7. The method according to claim 4, characterized in that, The environmental data includes rainfall level, light intensity, and road surface condition; determining the third probability of the electric two-wheeler losing control due to environmental factors based on the environmental data includes: The target rainfall range of the rainfall level is determined from multiple rainfall ranges, and the target illumination range of the illumination intensity is determined from multiple illumination ranges. The third probability of the electric two-wheeled vehicle losing control due to environmental factors is obtained by fusing the first risk probability corresponding to the target rainfall range, the second risk probability corresponding to the target illumination range, and the third risk probability matching the road surface condition.

8. The method according to claim 4, characterized in that, The method further includes: The wearable sensor parameters from the wearable security terminal are received via near-field communication, and a fourth probability of collision is determined based on the wearable sensor parameters of the wearable security terminal. The fourth probability and the predicted collision probability are fused to obtain a new predicted collision probability for the electric two-wheeled vehicle to collide.

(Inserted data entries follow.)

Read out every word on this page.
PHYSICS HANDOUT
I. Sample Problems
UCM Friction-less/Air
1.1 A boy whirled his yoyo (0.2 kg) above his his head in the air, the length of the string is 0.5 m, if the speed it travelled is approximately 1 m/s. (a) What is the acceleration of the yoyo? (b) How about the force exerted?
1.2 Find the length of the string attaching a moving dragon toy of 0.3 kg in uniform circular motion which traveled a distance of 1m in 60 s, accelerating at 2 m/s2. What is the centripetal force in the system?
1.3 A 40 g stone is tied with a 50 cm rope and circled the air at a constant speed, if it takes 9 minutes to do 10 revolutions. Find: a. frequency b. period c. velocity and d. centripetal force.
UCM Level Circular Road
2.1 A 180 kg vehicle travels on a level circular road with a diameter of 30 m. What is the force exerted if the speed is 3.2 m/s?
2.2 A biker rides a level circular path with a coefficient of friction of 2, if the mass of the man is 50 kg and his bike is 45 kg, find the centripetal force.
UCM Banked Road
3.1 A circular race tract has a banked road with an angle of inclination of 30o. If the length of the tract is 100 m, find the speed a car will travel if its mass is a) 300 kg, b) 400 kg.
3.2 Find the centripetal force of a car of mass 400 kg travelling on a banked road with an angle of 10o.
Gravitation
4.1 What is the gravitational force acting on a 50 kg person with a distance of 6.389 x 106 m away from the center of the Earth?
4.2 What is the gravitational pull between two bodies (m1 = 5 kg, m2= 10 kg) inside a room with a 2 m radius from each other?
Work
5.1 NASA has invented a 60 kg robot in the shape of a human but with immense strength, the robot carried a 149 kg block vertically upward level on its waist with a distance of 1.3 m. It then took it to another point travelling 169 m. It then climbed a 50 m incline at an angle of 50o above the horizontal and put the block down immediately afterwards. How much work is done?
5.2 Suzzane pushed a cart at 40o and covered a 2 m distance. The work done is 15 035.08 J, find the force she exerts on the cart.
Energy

9. The method according to any one of claims 1 to 8, characterized in that, The method further includes: A near-field communication connection is established with the wearable security terminal via a wireless transmission protocol; The wearable sensor parameters are periodically sent by the wearable security terminal, and the wearable sensor parameters include at least one of user physiological data and user operation commands; Safety protection decisions are made based on the wearable sensor parameters.

10. An electronic device comprising a memory, a processor, and a computer program stored in the memory and executable on the processor, characterized in that, When the processor executes the computer program, it implements the steps of the method according to any one of claims 1 to 9.